Kim Deal wants to kick my ass. Which kinda sucks, because I love Kim Deal. I was one of those folks who always said the only thing wrong with the Pixies is Kim Deal doesn’t write and sing more of their songs. I loved the Breeders and was super-jazzed when Kim’s sister Kelley named Feel Nice, the debut album by the Psyclone Rangers (my band at the time), as one of her top 10 faves of 1993 in the pages of Rolling Stone. My fellow Rangers and I met up with Kelley backstage at Lollapalooza the following summer and a plan was soon hatched to have her sing on the follow-up album we were going to record that fall in Memphis. Unbeknownst to us, Kelley had developed a heroin habit in the interim. I remember long, drowsy phone calls with her from the control room of Ardent Studios, wherein she would say she still wants to come but she is feeling poorly. One day, we were sitting in the TV lounge when an MTV News Special Report announced that Kelley Deal had been arrested for accepting a FedEx package of heroin.
Fast forward four years or so, and I was in New York with the Flaming Lips. During a smoke break with drummer Steven Drozd, he casually mentioned that the last time he was in New York he was in bad, bad shape. With some gentle prodding, he mentioned that he was playing on a Breeders album (which ended up never seeing the light of day).

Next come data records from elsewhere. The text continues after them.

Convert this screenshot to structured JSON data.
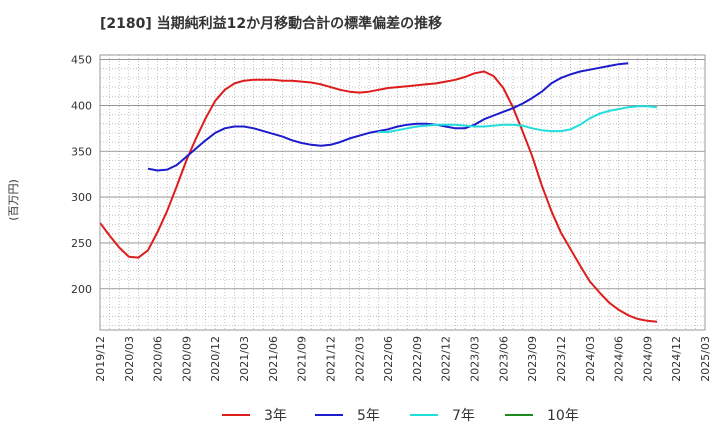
{
  "chart_data": {
    "type": "line",
    "title": "[2180]  当期純利益12か月移動合計の標準偏差の推移",
    "ylabel": "(百万円)",
    "xlabel": "",
    "ylim": [
      155,
      455
    ],
    "yticks": [
      200,
      250,
      300,
      350,
      400,
      450
    ],
    "start_month": "2019-12",
    "month_count": 64,
    "xtick_labels": [
      "2019/12",
      "2020/03",
      "2020/06",
      "2020/09",
      "2020/12",
      "2021/03",
      "2021/06",
      "2021/09",
      "2021/12",
      "2022/03",
      "2022/06",
      "2022/09",
      "2022/12",
      "2023/03",
      "2023/06",
      "2023/09",
      "2023/12",
      "2024/03",
      "2024/06",
      "2024/09",
      "2024/12",
      "2025/03"
    ],
    "grid": true,
    "legend_position": "bottom",
    "series": [
      {
        "name": "3年",
        "color": "#dd1c1c",
        "start_index": 0,
        "values": [
          272,
          258,
          245,
          235,
          234,
          242,
          262,
          285,
          312,
          340,
          364,
          386,
          405,
          417,
          424,
          427,
          428,
          428,
          428,
          427,
          427,
          426,
          425,
          423,
          420,
          417,
          415,
          414,
          415,
          417,
          419,
          420,
          421,
          422,
          423,
          424,
          426,
          428,
          431,
          435,
          437,
          432,
          419,
          398,
          372,
          345,
          313,
          285,
          261,
          243,
          225,
          208,
          196,
          185,
          177,
          171,
          167,
          165,
          164
        ]
      },
      {
        "name": "5年",
        "color": "#1c1ccc",
        "start_index": 5,
        "values": [
          331,
          329,
          330,
          335,
          344,
          353,
          362,
          370,
          375,
          377,
          377,
          375,
          372,
          369,
          366,
          362,
          359,
          357,
          356,
          357,
          360,
          364,
          367,
          370,
          372,
          374,
          377,
          379,
          380,
          380,
          379,
          377,
          375,
          375,
          379,
          385,
          389,
          393,
          397,
          402,
          408,
          415,
          424,
          430,
          434,
          437,
          439,
          441,
          443,
          445,
          446
        ]
      },
      {
        "name": "7年",
        "color": "#22dddd",
        "start_index": 29,
        "values": [
          371,
          371,
          373,
          375,
          377,
          378,
          379,
          379,
          379,
          378,
          377,
          377,
          378,
          379,
          379,
          378,
          375,
          373,
          372,
          372,
          374,
          379,
          386,
          391,
          394,
          396,
          398,
          399,
          399,
          398
        ]
      },
      {
        "name": "10年",
        "color": "#1e8a1e",
        "start_index": 0,
        "values": []
      }
    ]
  }
}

It was around this time, as you may recall, that Kim Deal went off the rails, going through drummers faster than Spinal Tap and finally deciding to teach herself how to play so she could get the sound and the beat she was looking for. Drozd described the recording sessions as a druggy trainwreck and told me he packed up his kit in the middle of the night and left without saying goodbye. Some variation of this was included in MAGNET’s Flaming Lips story, and it eventually got back to Kim Deal.
Fast forward to now. The Breeders are back, everyone is clean and sober, and there’s a decent new album, Title TK. MAGNET arranged for me to do a phoner with the Deal sisters. It was pretty rough going at first; Kelley was friendly, Kim was surly and had been drinking. Kelley got angry with Kim for being rude. I decided to play the chaos card, and it went downhill fast:
I heard Steven Drozd played with you guys for a while.
Kim: [Annoyed] No, he didn’t play for us, dude. I know him, he’s a friend. He came up to New York because I asked him to work on some songs. He did so for about 10 days, and then he left. He never played for the band.
OK, I guess I heard wrong then.
Kim: Yeah, you did!
Kelley: God, Kim.
Kim: This is the dude that wrote that crap that Steven … Whatever, man. (Sonic Youth drummer) Steve Shelley was not in the band, either. I don’t know if you thought that—he was just a friend also.
I never thought they joined the band, that they just—
Kim: They didn’t join the band!
Can I ask a Pixies question?
Kelley: Jonathan, I’m gonna hang up.
Kim: No, I’ll shut up.
Kelley: I don’t want to talk about it … It was nice talking you, Jonathan. [Hangs up]
Kim: Kelley just got mad and hung up.
Is she mad at me or mad at you?
Kim: She’s mad at me. What’s the Pixies question?
If Charles Thompson called you and asked—
Kim: Shut up! Go away! Pass! What’s the next question?